Certains coûts sont communs à tous les armateurs. D'autres sont variables, D'une manière général, les nationalités - de la compagnie et du pavillon -jouent un rôle dans la détermination des coûts.
A2. Les causes nationales du différentiel de coût.
La majorité des grands armements ont une flotte composée à la fois de navires sous pavillon du pays d'origine de la compagnie et de navires sous pavillon de libre immatriculation.
Comme les capitaux sont accessibles sur les marchés internationaux, les coûts liés à l'investissement sont donc supposés être les mêmes pour tous. Cependant les disparités quant aux conditions de financement entre les compagnies sont réelles, et certaines d'entre elles ont recours à des financements non bancaires.

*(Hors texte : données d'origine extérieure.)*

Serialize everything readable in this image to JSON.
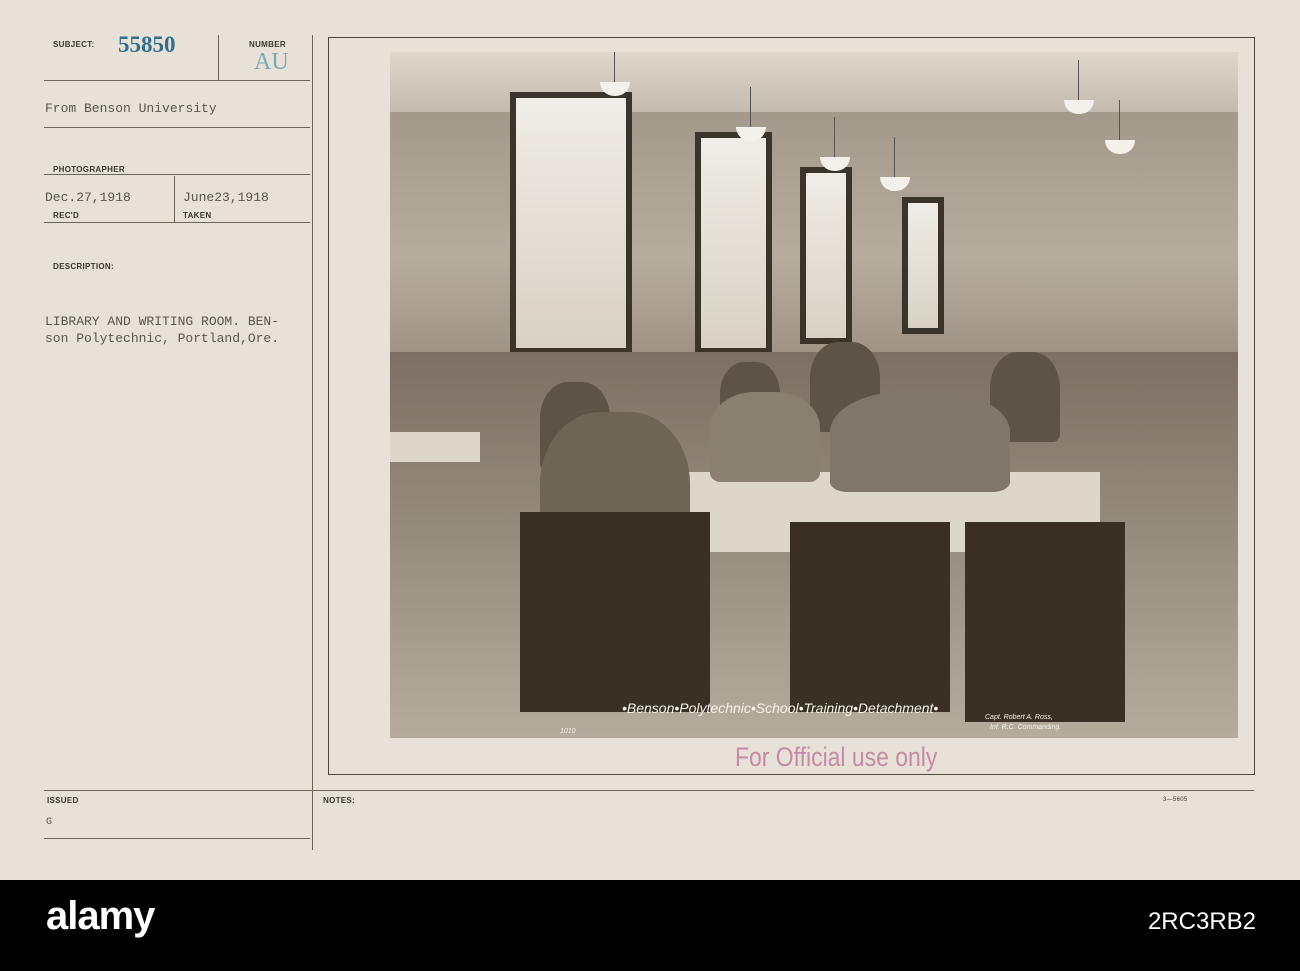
{
  "card": {
    "subject_label": "SUBJECT:",
    "subject_number": "55850",
    "number_label": "NUMBER",
    "number_value": "AU",
    "source": "From Benson University",
    "photographer_label": "PHOTOGRAPHER",
    "received_date": "Dec.27,1918",
    "received_label": "REC'D",
    "taken_date": "June23,1918",
    "taken_label": "TAKEN",
    "description_label": "DESCRIPTION:",
    "description_line1": "LIBRARY AND WRITING ROOM. BEN-",
    "description_line2": "son Polytechnic, Portland,Ore.",
    "issued_label": "ISSUED",
    "issued_value": "G",
    "notes_label": "NOTES:",
    "form_number": "3—5605"
  },
  "photo": {
    "caption": "•Benson•Polytechnic•School•Training•Detachment•",
    "credit_line1": "Capt. Robert A. Ross,",
    "credit_line2": "Inf. R.C. Commanding.",
    "negative_mark": "1010"
  },
  "stamp": "For Official use only",
  "watermark": {
    "brand": "alamy",
    "image_code": "2RC3RB2"
  }
}
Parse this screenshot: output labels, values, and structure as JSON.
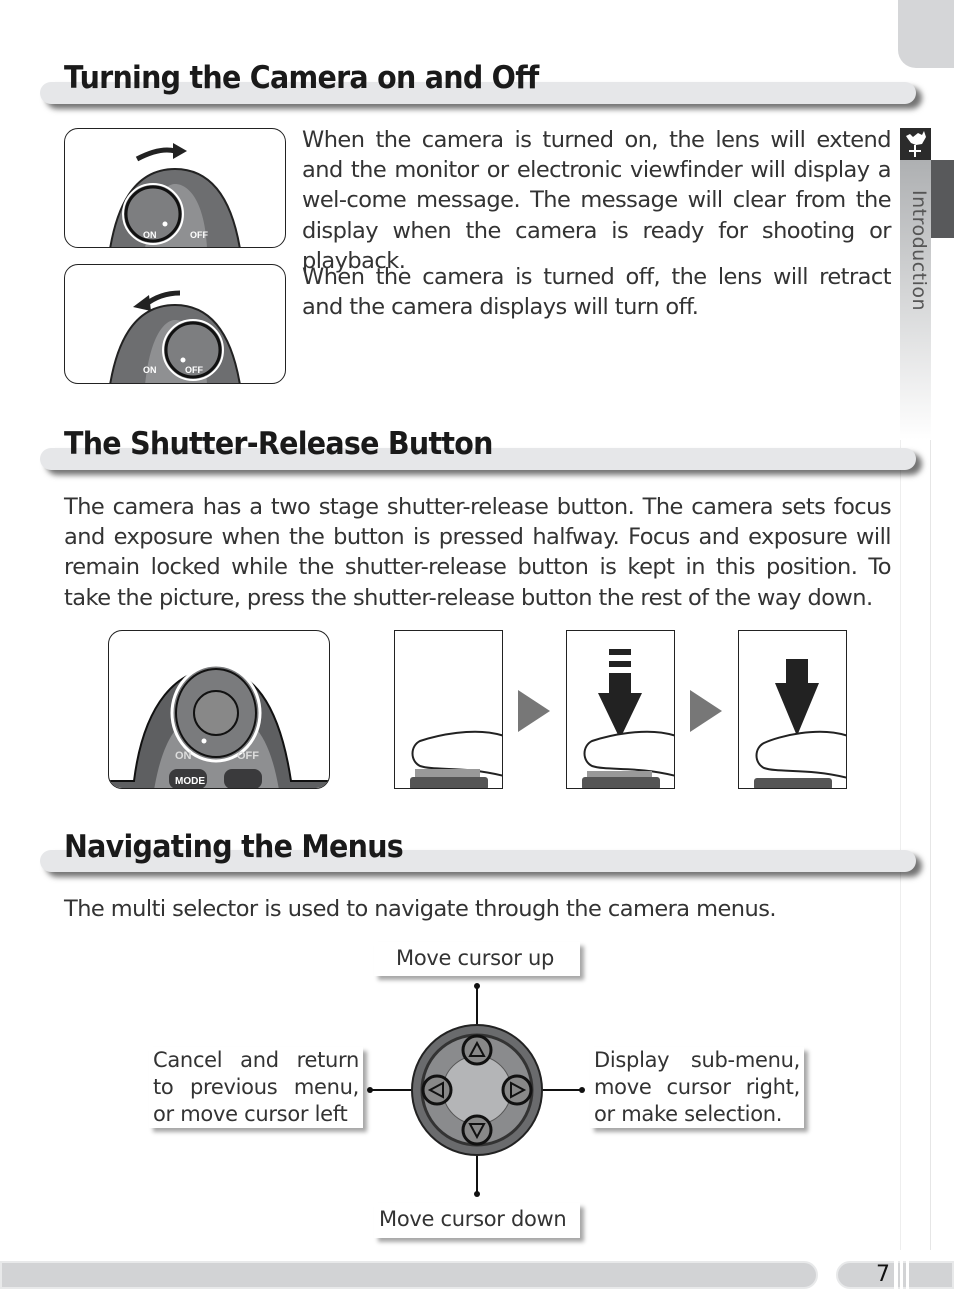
{
  "sections": [
    {
      "title": "Turning the Camera on and Off",
      "paragraphs": [
        "When the camera is turned on, the lens will extend and the monitor or electronic viewfinder will display a wel-come message.  The message will clear from the display when the camera is ready for shooting or playback.",
        "When the camera is turned off, the lens will retract and the camera displays will turn off."
      ]
    },
    {
      "title": "The Shutter-Release Button",
      "paragraphs": [
        "The camera has a two stage shutter-release button.  The camera sets focus and exposure when the button is pressed halfway.  Focus and exposure will remain locked while the shutter-release button is kept in this position.  To take the picture, press the shutter-release button the rest of the way down."
      ]
    },
    {
      "title": "Navigating the Menus",
      "paragraphs": [
        "The multi selector is used to navigate through the camera menus."
      ]
    }
  ],
  "illustration_labels": {
    "on": "ON",
    "off": "OFF",
    "mode": "MODE"
  },
  "multi_selector": {
    "up": "Move cursor up",
    "down": "Move cursor down",
    "left": "Cancel and return to previous menu, or move cursor left",
    "right": "Display sub-menu, move cursor right, or make selection."
  },
  "sidebar": {
    "tab_label": "Introduction",
    "icon": "weathervane-rooster-icon"
  },
  "footer": {
    "page_number": "7"
  }
}
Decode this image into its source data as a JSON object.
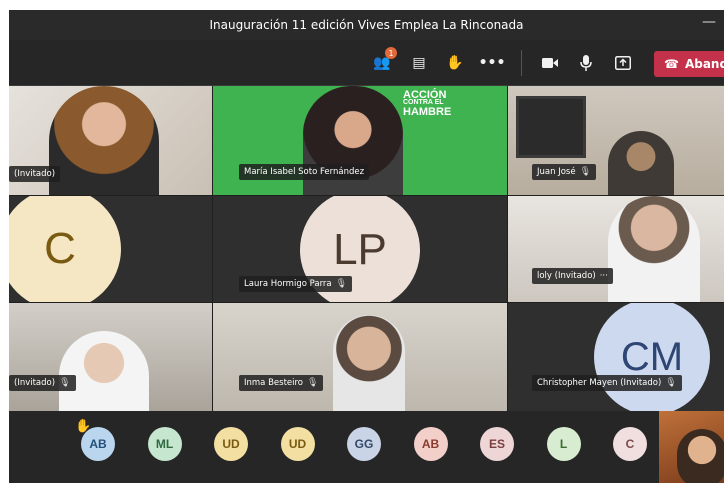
{
  "window": {
    "title": "Inauguración 11 edición Vives Emplea La Rinconada"
  },
  "toolbar": {
    "participants_count": "1",
    "leave_label": "Abandonar"
  },
  "tiles": {
    "t1": {
      "name": "(Invitado)"
    },
    "t2": {
      "name": "María Isabel Soto Fernández",
      "brand_line1": "ACCIÓN",
      "brand_line2": "CONTRA EL",
      "brand_line3": "HAMBRE"
    },
    "t3": {
      "name": "Juan José"
    },
    "t4": {
      "initials": "C"
    },
    "t5": {
      "initials": "LP",
      "name": "Laura Hormigo Parra"
    },
    "t6": {
      "name": "loly (Invitado)",
      "more": "···"
    },
    "t7": {
      "name": "(Invitado)"
    },
    "t8": {
      "name": "Inma Besteiro"
    },
    "t9": {
      "initials": "CM",
      "name": "Christopher Mayen (Invitado)"
    }
  },
  "roster": [
    {
      "initials": "AB",
      "bg": "#b9d6ee",
      "fg": "#25507a",
      "hand": true
    },
    {
      "initials": "ML",
      "bg": "#c6e6cf",
      "fg": "#2f6b3e"
    },
    {
      "initials": "UD",
      "bg": "#f3dfa2",
      "fg": "#7a5a10"
    },
    {
      "initials": "UD",
      "bg": "#f3dfa2",
      "fg": "#7a5a10"
    },
    {
      "initials": "GG",
      "bg": "#c9d4e6",
      "fg": "#35486a"
    },
    {
      "initials": "AB",
      "bg": "#f2cfc9",
      "fg": "#8a3a2e"
    },
    {
      "initials": "ES",
      "bg": "#efd6d6",
      "fg": "#7a3f3f"
    },
    {
      "initials": "L",
      "bg": "#d7ecd0",
      "fg": "#3b6b2f"
    },
    {
      "initials": "C",
      "bg": "#f1dede",
      "fg": "#7a4a4a"
    }
  ],
  "colors": {
    "leave": "#c4314b",
    "accion_green": "#3fb34f",
    "avatar_cream": "#f5e6c4",
    "avatar_lp": "#ece0d8",
    "avatar_cm": "#cdd9ee"
  }
}
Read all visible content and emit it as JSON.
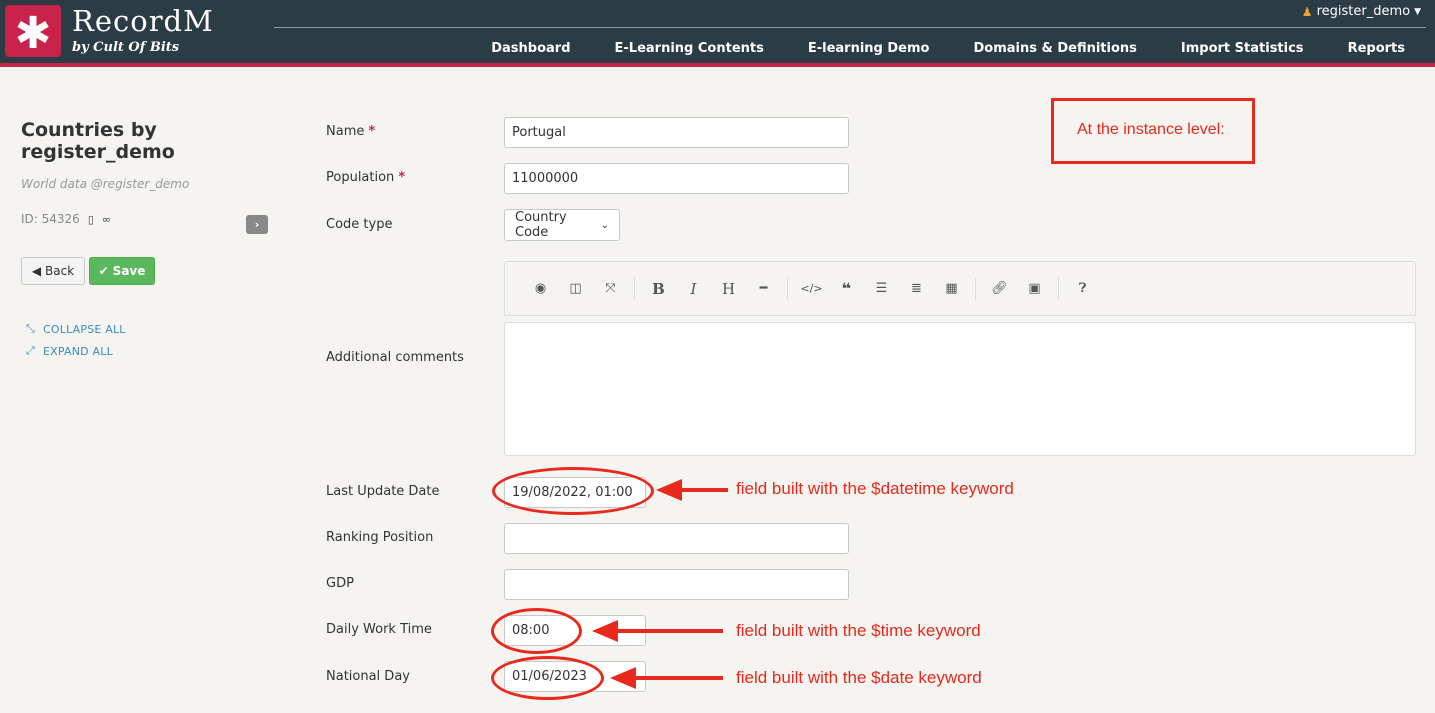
{
  "header": {
    "logo_glyph": "✱",
    "app_name": "RecordM",
    "app_tagline": "by Cult Of Bits",
    "user_name": "register_demo",
    "nav": [
      "Dashboard",
      "E-Learning Contents",
      "E-learning Demo",
      "Domains & Definitions",
      "Import Statistics",
      "Reports"
    ],
    "brand_color": "#c8234a",
    "bar_color": "#2c3c44"
  },
  "sidebar": {
    "title": "Countries by register_demo",
    "subtitle": "World data @register_demo",
    "id_label": "ID: 54326",
    "back_label": "Back",
    "save_label": "Save",
    "collapse_label": "COLLAPSE ALL",
    "expand_label": "EXPAND ALL"
  },
  "form": {
    "name": {
      "label": "Name",
      "value": "Portugal"
    },
    "population": {
      "label": "Population",
      "value": "11000000"
    },
    "code_type": {
      "label": "Code type",
      "value": "Country Code"
    },
    "comments": {
      "label": "Additional comments",
      "value": ""
    },
    "last_update": {
      "label": "Last Update Date",
      "value": "19/08/2022, 01:00"
    },
    "ranking": {
      "label": "Ranking Position",
      "value": ""
    },
    "gdp": {
      "label": "GDP",
      "value": ""
    },
    "work_time": {
      "label": "Daily Work Time",
      "value": "08:00"
    },
    "national_day": {
      "label": "National Day",
      "value": "01/06/2023"
    }
  },
  "editor_toolbar": [
    "eye-icon",
    "columns-icon",
    "fullscreen-icon",
    "bold-icon",
    "italic-icon",
    "heading-icon",
    "horizontal-rule-icon",
    "code-icon",
    "quote-icon",
    "unordered-list-icon",
    "ordered-list-icon",
    "table-icon",
    "link-icon",
    "image-icon",
    "help-icon"
  ],
  "annotations": {
    "instance_level": "At the instance level:",
    "datetime_note": "field built with the $datetime keyword",
    "time_note": "field built with the $time keyword",
    "date_note": "field built with the $date keyword",
    "color": "#e8291c"
  }
}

Le groupe AP Moller/Maersk, constitué en fondation, et les conglomérats coréens sont des exemples de compagnies bénéficiant d'un taux élevé d'autofinancement des investissements. La compagnie chinoise d'État Cosco ne répond pas aux mêmes impératifs comptables que ses concurrentes. Le système allemand de quirats a permis le financement d'une grande flotte de porte-conteneurs sous pavillon allemand. Cette flotte est affrétée par des compagnies exploitantes étrangères à des sociétés de gestion allemande.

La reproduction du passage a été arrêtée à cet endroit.